Sustainable Building Project Implementation

Photo of the Zion National Park Visitor's Center in Utah showing a brown building featuring brick chimneys in front of mountains and a blue sky.

At Zion National Park Visitors Center in Utah, designers moved exhibit space outdoors and introduced natural cooling and lighting. The building cost 30% less to build and reduces energy costs by 70%, compared to a conventional facility that just meets code.

An integrated, whole-building systems process is key to sustainable building design and operation. Whether designing a high performance building or "greening" overall facility operations, the following general steps apply:

1. Set your sustainability goals early in the planning stages

Sustainable building design is most effective when applied at the earliest stages of the building programming and design phases. Create a vision for the project to motivate and inspire. Get upper management buy-in. Set performance goals that are specific and measurable. Examples and case studies of buildings within your agency, in your region, or with similar functions may be helpful references in determining what's possible for your facility.

2. Set up a cross-functional, integrated design team

Cross-functional, integrated and multidisciplinary project teams should include stakeholders across the project, including owners, managers, architects, engineers, landscape designers, maintenance/operation staff, key contractors, and end-use representatives. Inclusive integrated project teams can identify performance goals or produce design solutions to meet those goals.

"Up-front building and design costs may represent only a fraction of the buildings' life-cycle costs. When just 1% of a project's up-front costs are spent, up to 70% of its life cycle costs may already be committed; when 7% of project costs are spent, up to 85% of life-cycle costs have been committed." Lean and Clean Management: How to Boost Profits and Productivity by Reducing Pollution (Kodansha International, 1994)

3. Conduct sustainability charrettes

A sustainability charrette is an intensive workshop in which various stakeholders and experts from multiple disciplines are brought together to address a whole-building design or a particular design issue. It is a mechanism that enforces communication among the project team members, building users, and project management staff. A sustainable design charrette allows all participants to understand how various goals for the facility such as functionality, size, location, cost, aesthetics, health, safety, future flexibility, and sustainability are interrelated and interdependent. The result of a sustainability charrette should be an overall set of shared performance goals and a project team with a shared vision and action plan for achieving a sustainable design.

4. Pick a qualified architectural and engineering firm

Select an architectural/engineering design team that has capability and experience in sustainable design and operations. FEMP developed the Procurement of Architectural and Engineering Services for Sustainable Buildings resource guide for Federal construction project managers with information for incorporating performance criteria and selecting the design team.

5. Integrate architectural and engineered systems

For a new building design, integrate specific architectural and engineered features of the facility to minimize energy and resource use and reduce cost while maintaining comfort. For example, the overall building footprint and orientation will largely determine the opportunity for daylighting as well as the capacity and distribution of heating and air conditioning equipment required to produce comfortable interior conditions. When the project team commits early to a high level of building integration, they can fully explore and evaluate cost-effective trade-offs before commitments and contractual obligations are initiated.

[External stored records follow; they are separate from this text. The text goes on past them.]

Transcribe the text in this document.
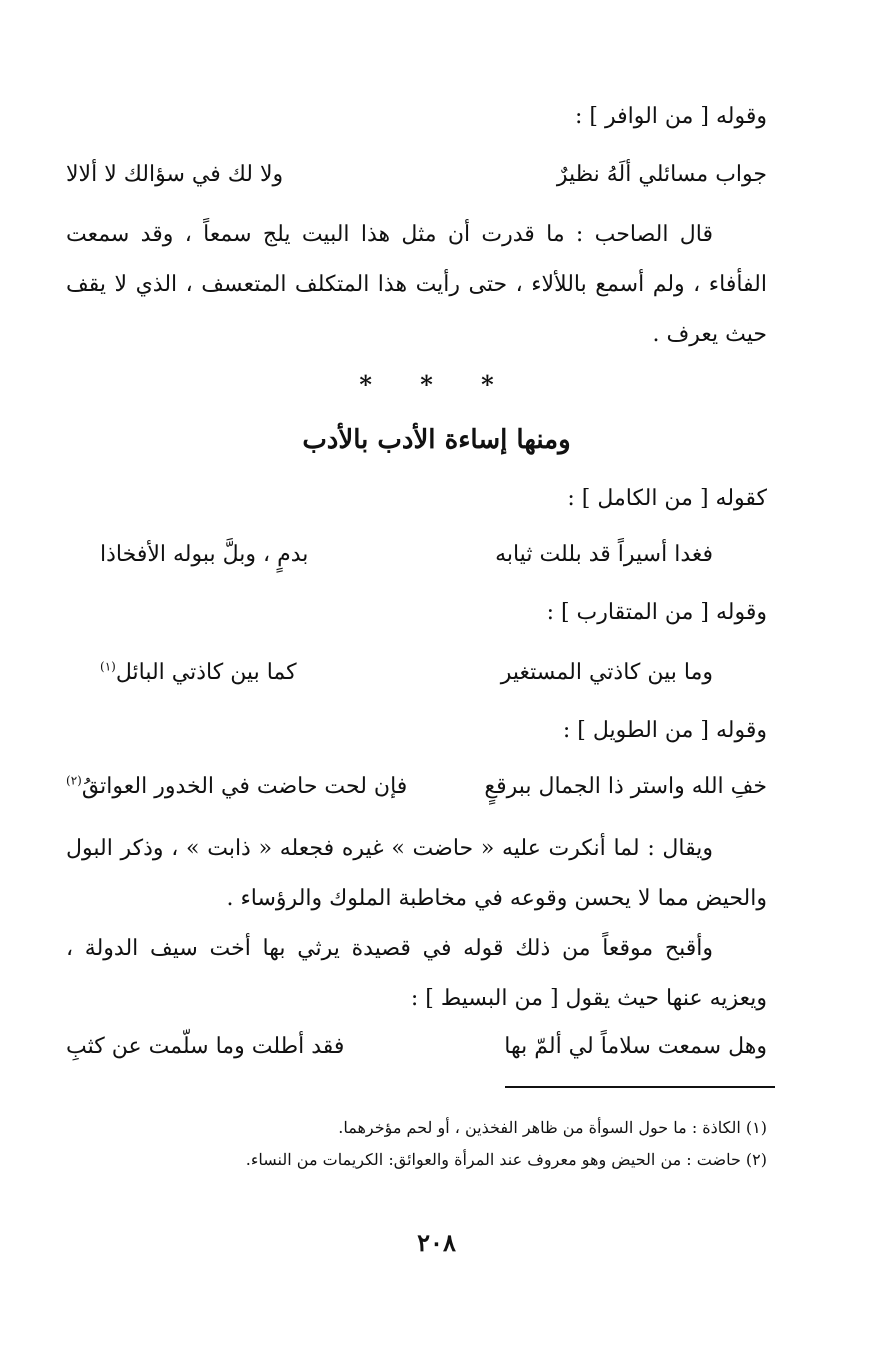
وقوله [ من الوافر ] :
جواب مسائلي ألَهُ نظيرٌ
ولا لك في سؤالك لا ألالا
قال الصاحب : ما قدرت أن مثل هذا البيت يلج سمعاً ، وقد سمعت الفأفاء ، ولم أسمع باللألاء ، حتى رأيت هذا المتكلف المتعسف ، الذي لا يقف حيث يعرف .
* * *
ومنها إساءة الأدب بالأدب
كقوله [ من الكامل ] :
فغدا أسيراً قد بللت ثيابه
بدمٍ ، وبلَّ ببوله الأفخاذا
وقوله [ من المتقارب ] :
وما بين كاذتي المستغير
كما بين كاذتي البائل$^{(١)}$
وقوله [ من الطويل ] :
خفِ الله واستر ذا الجمال ببرقعٍ
فإن لحت حاضت في الخدور العواتقُ$^{(٢)}$
ويقال : لما أنكرت عليه « حاضت » غيره فجعله « ذابت » ، وذكر البول والحيض مما لا يحسن وقوعه في مخاطبة الملوك والرؤساء .
وأقبح موقعاً من ذلك قوله في قصيدة يرثي بها أخت سيف الدولة ، ويعزيه عنها حيث يقول [ من البسيط ] :
وهل سمعت سلاماً لي ألمّ بها
فقد أطلت وما سلّمت عن كثبِ
(١) الكاذة : ما حول السوأة من ظاهر الفخذين ، أو لحم مؤخرهما.
(٢) حاضت : من الحيض وهو معروف عند المرأة والعوائق: الكريمات من النساء.
٢٠٨
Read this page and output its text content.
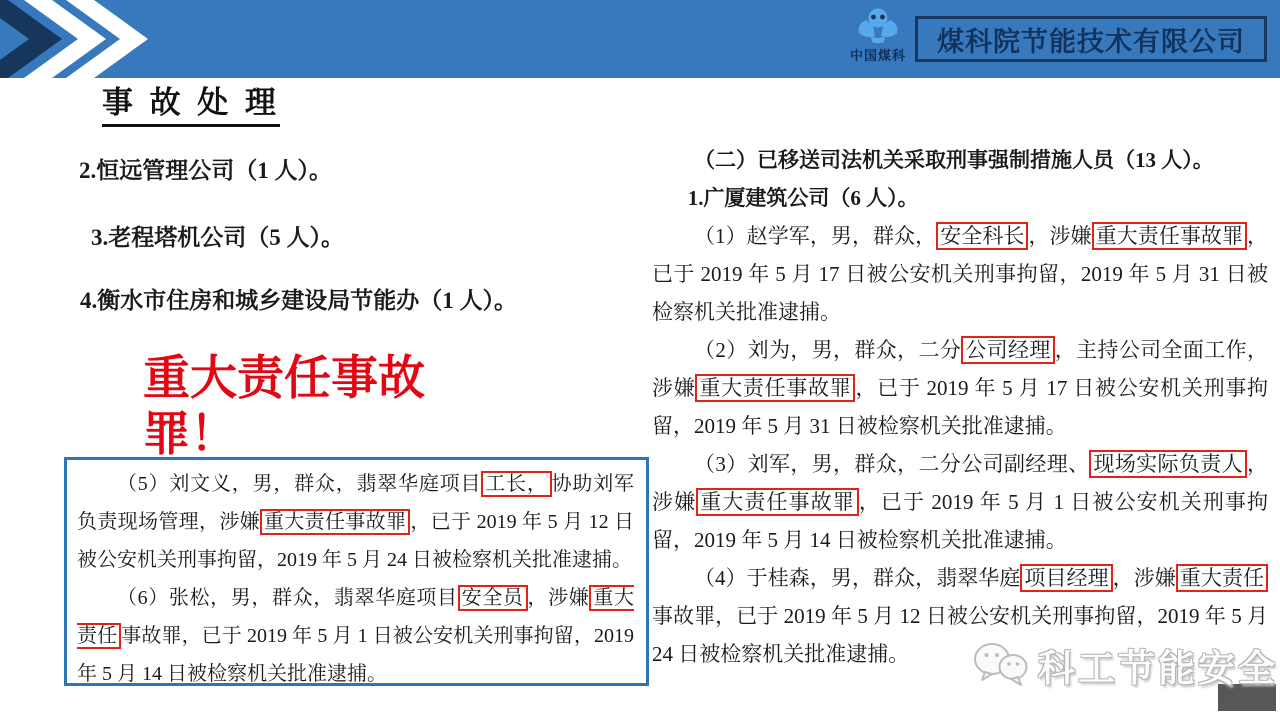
中国煤科 煤科院节能技术有限公司
事 故 处 理

2.恒远管理公司（1 人）。

3.老程塔机公司（5 人）。

4.衡水市住房和城乡建设局节能办（1 人）。

重大责任事故罪！

（5）刘文义，男，群众，翡翠华庭项目 工长， 协助刘军负责现场管理，涉嫌 重大责任事故罪 ，已于 2019 年 5 月 12 日被公安机关刑事拘留，2019 年 5 月 24 日被检察机关批准逮捕。

（6）张松，男，群众，翡翠华庭项目 安全员 ，涉嫌 重大责任 事故罪，已于 2019 年 5 月 1 日被公安机关刑事拘留，2019 年 5 月 14 日被检察机关批准逮捕。

（二）已移送司法机关采取刑事强制措施人员（13 人）。

1.广厦建筑公司（6 人）。

（1）赵学军，男，群众， 安全科长 ，涉嫌 重大责任事故罪 ，已于 2019 年 5 月 17 日被公安机关刑事拘留，2019 年 5 月 31 日被检察机关批准逮捕。

（2）刘为，男，群众，二分 公司经理 ，主持公司全面工作，涉嫌 重大责任事故罪 ，已于 2019 年 5 月 17 日被公安机关刑事拘留，2019 年 5 月 31 日被检察机关批准逮捕。

（3）刘军，男，群众，二分公司副经理、 现场实际负责人 ，涉嫌 重大责任事故罪 ，已于 2019 年 5 月 1 日被公安机关刑事拘留，2019 年 5 月 14 日被检察机关批准逮捕。

（4）于桂森，男，群众，翡翠华庭 项目经理 ，涉嫌 重大责任事故罪，已于 2019 年 5 月 12 日被公安机关刑事拘留，2019 年 5 月 24 日被检察机关批准逮捕。	科工节能安全
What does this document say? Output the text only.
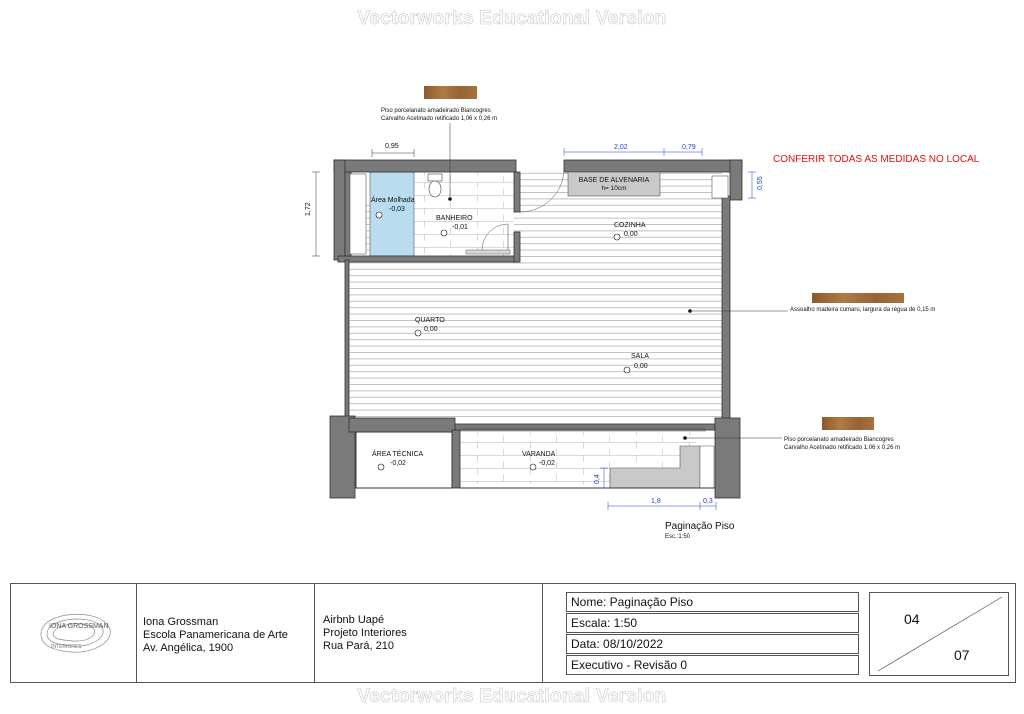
Vectorworks Educational Version
Vectorworks Educational Version
BASE DE ALVENARIA
h= 10cm
Área Molhada
-0,03
BANHEIRO
-0,01	COZINHA
0,00
QUARTO
0,00
SALA
0,00
ÁREA TÉCNICA
-0,02
VARANDA
-0,02
Piso porcelanato amadeirado Biancogres
Carvalho Acetinado retificado 1,06 x 0,26 m
Assoalho madeira cumaru, largura da régua de 0,15 m
Piso porcelanato amadeirado Biancogres
Carvalho Acetinado retificado 1,06 x 0,26 m
CONFERIR TODAS AS MEDIDAS NO LOCAL
0,95
1,72
2,02	0,79
0,55
0,4
1,8	0,3
Paginação Piso
Esc.:1:50
IONA GROSSMAN
INTERIORES
Iona Grossman
Escola Panamericana de Arte
Av. Angélica, 1900
Airbnb Uapé
Projeto Interiores
Rua Pará, 210
Nome: Paginação Piso
Escala: 1:50
Data: 08/10/2022
Executivo - Revisão 0
04
07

6. Maintain commitment to integrate sustainability throughout the process

This philosophy of creating sustainable facilities must be maintained throughout design development, construction, and operation. Identify tools and processes to monitor progress on the performance goals. Engage a third-party commissioning authority through the design, construction, acceptance, and warranty phase to ensure proper implementation of the performance goals. Evaluate design and operation decisions by life-cycle costing.

The sustainable design process for a new building involves taking certain actions at each step throughout design and construction. The FEMP Low-Energy Building Design Guidelines publication includes a project timeline that illustrates action items needed at each stage of design.

7. Achieve recognition

FEMP assists the Federal agencies in recognizing individuals, groups, and agencies for their outstanding contributions to saving energy at Federal facilities. Contributions are in the areas of energy efficiency, water conservation, and the use of advanced and renewable energy technologies.

The Office of the Federal Environmental Executive annually presents "The White House Closing the Circle" award, recognizing Federal employees and their facilities that have made significant sustainability achievements.